Diskusi berlangsung seru dan menarik. Hidup dan hangat. Para sedulur antusias untuk saling mengemukakan pemikirannya. Dan dalam forum ini semua orang bebas berbicara. Anggit dari Wangon menceritakan pengalamannya bahwa ilmu-ilmu leluhur memang menarik untuk dipelajari seperti masalah hari baik dan hari buruk. Hadiwijaya menceritakan filosofi hingga arti dari aksara Jawa hanacaraka. Halil dari Ajibarang, menyambungkan bahwa orang hidup harus menyalakan iman terlbih dahulu baru menghubungkannya dengan rasionalitas.
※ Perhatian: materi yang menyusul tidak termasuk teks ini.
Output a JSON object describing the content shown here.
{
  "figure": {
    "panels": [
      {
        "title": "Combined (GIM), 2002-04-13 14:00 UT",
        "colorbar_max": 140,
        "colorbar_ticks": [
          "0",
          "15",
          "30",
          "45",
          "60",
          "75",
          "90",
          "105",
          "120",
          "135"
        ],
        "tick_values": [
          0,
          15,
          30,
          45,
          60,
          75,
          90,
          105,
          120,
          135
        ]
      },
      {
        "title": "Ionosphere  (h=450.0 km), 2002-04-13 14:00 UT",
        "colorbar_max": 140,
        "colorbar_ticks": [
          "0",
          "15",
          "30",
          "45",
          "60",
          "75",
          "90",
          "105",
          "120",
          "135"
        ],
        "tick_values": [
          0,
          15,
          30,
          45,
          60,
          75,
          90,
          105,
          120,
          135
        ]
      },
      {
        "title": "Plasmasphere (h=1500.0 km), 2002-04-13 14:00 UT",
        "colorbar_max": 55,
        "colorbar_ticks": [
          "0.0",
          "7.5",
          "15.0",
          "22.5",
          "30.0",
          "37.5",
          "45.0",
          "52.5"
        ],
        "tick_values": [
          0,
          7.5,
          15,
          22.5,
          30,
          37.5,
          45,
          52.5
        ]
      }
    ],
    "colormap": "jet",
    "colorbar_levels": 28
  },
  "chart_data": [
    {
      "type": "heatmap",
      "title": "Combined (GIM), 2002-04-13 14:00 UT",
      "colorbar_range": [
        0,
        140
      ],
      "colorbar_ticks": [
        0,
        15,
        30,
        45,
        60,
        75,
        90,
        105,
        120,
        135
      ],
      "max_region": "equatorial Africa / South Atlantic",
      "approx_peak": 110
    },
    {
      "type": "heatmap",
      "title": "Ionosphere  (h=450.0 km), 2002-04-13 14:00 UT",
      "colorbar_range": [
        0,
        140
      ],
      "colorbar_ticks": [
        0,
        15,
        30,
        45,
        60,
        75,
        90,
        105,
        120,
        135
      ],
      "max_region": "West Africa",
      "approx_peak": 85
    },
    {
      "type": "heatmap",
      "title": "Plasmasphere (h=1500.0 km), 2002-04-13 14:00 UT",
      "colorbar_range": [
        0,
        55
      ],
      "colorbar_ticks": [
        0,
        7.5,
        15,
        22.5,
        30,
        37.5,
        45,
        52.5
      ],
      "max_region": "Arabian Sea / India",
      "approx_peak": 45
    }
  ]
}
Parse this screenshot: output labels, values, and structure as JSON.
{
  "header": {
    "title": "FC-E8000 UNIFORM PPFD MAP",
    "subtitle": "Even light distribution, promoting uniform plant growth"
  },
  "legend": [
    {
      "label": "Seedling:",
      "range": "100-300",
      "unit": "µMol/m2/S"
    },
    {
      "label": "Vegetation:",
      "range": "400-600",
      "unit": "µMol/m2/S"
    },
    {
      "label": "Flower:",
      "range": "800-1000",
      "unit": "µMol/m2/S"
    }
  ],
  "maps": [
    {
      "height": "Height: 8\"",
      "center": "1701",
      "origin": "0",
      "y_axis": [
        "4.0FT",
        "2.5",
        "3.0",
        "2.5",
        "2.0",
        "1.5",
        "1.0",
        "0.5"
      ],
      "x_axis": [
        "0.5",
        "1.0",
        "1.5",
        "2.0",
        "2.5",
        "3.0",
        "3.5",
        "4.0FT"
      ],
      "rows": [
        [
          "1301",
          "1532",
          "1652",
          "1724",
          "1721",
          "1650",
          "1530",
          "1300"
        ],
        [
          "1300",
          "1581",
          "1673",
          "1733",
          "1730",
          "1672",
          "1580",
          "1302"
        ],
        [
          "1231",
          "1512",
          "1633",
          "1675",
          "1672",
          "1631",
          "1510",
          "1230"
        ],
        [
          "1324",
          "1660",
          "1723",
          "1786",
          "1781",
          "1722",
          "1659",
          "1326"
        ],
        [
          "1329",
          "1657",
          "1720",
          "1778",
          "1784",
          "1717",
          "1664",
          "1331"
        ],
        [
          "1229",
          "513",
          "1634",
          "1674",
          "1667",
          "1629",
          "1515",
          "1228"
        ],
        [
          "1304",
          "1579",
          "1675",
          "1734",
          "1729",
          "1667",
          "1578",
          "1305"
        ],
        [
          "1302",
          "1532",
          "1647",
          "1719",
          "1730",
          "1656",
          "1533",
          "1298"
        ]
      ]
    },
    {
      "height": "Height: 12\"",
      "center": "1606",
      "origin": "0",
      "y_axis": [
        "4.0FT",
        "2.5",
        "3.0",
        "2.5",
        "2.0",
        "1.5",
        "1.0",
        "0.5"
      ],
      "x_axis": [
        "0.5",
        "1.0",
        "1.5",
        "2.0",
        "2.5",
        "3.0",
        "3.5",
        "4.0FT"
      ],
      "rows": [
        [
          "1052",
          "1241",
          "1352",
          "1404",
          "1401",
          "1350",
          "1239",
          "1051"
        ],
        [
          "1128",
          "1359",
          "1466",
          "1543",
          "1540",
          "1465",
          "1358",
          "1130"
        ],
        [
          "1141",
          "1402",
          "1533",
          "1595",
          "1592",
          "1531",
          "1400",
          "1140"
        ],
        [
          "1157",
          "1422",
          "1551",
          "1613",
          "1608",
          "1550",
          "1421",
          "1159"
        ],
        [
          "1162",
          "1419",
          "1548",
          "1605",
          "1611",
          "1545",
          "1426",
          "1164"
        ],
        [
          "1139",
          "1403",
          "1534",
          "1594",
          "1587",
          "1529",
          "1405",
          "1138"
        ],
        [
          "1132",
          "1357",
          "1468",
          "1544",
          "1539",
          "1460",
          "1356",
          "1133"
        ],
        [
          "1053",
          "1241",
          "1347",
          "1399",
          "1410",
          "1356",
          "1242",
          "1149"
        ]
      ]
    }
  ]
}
Togar dari Purwokerto, menanyakan asal kata sakral yang sebenarnya dan berpendapat bahwa kata sakral berasal dari peradaban Barat.

Azmi dari Purwokerto, mengatakan dalam ritual yang masih terjadi terdapat sejarah yang ada. Ketika kita sudah menghilangkan sejarah, maka itu hanya menjadi formal yang baru. Maka akan menggampangkan segalanya. Sejarah menghasilkan nilai, nilai inilah yang akan mengarahkan kepada kesucian atau sakral. Hardi dari Purwokerto, menanggapi tema diskusi malam hari ini yang sangat menarik dimana kita musti bisa menghidupkan saklar saklar dalam diri kita untuk bisa memahami segala sesuatu yang lebih luas lagi.

Rizky mengatakan bahwa diakhir zaman ini yang terjadi bukan deislamisasi melainkan desakralisasi. Berkat ilmu modern sekarang ada pembagian wilayah mana yang sakral mana yang profan, padahal orang tua kita dahulu selalu menganggap segala sesuatu itu sakral.

Nomor syahdu dari Ki Ageng Juguran dengan judul Hasbunallah mengiringi akhir diskusi pada malam hari itu. Kusworo mengakhiri diskusi dengan menekankan apa yang terjadi dalam diskusi ini adalah sebuah perspektif ijtihad dan belum selesai semuanya. Juguran Syafaat ditutup dengan Shohibu Baity, dilanjutkan dengan bersalaman melingkar bersama. Tepat pukul 02.15, Juguran Syafaat edisi Oktober 2015 berakhir.